The new NDA government has made all the right noises so far. That has kept market sentiment bullish if not euphoric. Retail investors are still exiting at every rise, and may end up missing the next leg of the rally.
The budget is just about a month away. The available time is too short to remove all the economic ills of the previous decade in one go. What will be interesting to watch is how the government prioritises its actions for course correction.
The upward ‘gap’ formed on May 13 ‘14, continues to remain unfilled, and may not get filled in a hurry. Why? Because immediately above the ‘gap’ is a consolidation pattern called a ‘flag’, from which the index has broken out upwards with good volume support.

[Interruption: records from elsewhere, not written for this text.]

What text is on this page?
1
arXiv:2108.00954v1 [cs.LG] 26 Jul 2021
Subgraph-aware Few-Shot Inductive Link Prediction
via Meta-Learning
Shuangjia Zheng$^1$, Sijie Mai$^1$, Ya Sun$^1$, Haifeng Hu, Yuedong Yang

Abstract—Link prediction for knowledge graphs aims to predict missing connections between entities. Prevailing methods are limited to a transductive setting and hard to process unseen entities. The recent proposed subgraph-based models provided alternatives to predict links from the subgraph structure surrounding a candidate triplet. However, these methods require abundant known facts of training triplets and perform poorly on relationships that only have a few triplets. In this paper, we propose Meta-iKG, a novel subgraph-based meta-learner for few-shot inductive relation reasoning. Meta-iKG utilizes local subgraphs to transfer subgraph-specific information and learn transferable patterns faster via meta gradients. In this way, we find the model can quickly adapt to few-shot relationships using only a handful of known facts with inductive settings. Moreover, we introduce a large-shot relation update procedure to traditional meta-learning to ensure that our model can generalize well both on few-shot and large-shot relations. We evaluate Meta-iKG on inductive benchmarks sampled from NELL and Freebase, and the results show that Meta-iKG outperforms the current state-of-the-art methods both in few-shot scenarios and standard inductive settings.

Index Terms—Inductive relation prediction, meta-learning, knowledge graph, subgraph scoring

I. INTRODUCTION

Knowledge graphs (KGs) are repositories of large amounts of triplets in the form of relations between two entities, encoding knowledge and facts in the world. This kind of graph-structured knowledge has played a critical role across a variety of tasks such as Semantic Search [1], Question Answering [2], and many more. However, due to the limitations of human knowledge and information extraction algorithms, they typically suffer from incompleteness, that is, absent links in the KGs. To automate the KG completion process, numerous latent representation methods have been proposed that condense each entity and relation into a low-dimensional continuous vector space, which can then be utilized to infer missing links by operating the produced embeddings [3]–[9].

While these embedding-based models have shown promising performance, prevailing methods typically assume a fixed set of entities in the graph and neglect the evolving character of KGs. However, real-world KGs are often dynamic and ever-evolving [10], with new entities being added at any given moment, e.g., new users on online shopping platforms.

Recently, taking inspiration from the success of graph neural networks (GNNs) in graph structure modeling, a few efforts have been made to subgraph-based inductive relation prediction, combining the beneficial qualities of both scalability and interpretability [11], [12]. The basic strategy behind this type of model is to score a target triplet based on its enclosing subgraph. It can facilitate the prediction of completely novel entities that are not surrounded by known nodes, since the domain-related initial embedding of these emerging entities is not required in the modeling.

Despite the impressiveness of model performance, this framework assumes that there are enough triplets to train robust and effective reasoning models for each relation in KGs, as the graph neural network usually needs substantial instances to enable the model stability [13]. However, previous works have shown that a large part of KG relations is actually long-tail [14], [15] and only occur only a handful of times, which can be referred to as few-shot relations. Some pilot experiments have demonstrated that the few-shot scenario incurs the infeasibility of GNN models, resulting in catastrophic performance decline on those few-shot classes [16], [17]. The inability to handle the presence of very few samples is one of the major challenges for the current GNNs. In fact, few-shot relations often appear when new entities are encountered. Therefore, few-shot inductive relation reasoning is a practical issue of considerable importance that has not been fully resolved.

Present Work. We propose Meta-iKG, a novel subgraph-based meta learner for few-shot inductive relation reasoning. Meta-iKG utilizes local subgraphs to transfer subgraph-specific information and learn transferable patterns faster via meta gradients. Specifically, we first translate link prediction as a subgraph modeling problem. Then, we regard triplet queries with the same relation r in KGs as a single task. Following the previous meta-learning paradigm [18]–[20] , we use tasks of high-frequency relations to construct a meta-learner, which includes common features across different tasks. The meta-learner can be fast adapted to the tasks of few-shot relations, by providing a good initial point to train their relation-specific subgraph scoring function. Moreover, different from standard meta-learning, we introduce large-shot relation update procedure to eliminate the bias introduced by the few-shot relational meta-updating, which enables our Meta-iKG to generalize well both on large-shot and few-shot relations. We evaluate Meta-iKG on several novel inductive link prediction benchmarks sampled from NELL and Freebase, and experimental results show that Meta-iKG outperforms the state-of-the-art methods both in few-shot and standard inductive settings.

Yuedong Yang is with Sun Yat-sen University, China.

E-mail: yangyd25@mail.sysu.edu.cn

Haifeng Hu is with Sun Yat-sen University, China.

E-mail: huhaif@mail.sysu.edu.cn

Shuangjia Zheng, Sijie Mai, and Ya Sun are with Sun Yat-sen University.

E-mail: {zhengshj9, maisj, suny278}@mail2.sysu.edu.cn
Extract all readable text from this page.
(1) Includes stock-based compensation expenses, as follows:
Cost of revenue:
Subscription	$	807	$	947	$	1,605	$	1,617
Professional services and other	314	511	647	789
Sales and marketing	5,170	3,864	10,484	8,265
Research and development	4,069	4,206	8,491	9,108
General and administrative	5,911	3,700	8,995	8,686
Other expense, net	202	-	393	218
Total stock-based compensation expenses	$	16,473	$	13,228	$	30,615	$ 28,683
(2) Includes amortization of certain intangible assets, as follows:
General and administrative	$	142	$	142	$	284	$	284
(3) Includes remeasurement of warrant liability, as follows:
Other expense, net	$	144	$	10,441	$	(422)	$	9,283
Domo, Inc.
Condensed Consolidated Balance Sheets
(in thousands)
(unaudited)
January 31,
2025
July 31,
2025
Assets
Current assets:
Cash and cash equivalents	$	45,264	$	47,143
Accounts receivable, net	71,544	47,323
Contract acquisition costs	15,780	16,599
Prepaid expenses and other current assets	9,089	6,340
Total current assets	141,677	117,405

Such upward break outs are often followed by pullbacks towards the break out point, i.e. the top of the ‘flag’. The pullback process has started already, and should receive twin support from the top of the ‘flag’ (at about 7400) and/or the rising 20 day EMA.
Daily technical indicators have started correcting overbought conditions. MACD and Slow stochastic are still inside their respective overbought zones, but have stopped rising. ROC and RSI are about to drop from their overbought zones.
A correction of 100-200 points will improve the technical ‘health’ of the chart, enabling Nifty to move up towards the psychological target of 8000.
FIIs were in profit-booking mode today, along with DIIs. Stay invested or use the dip to add.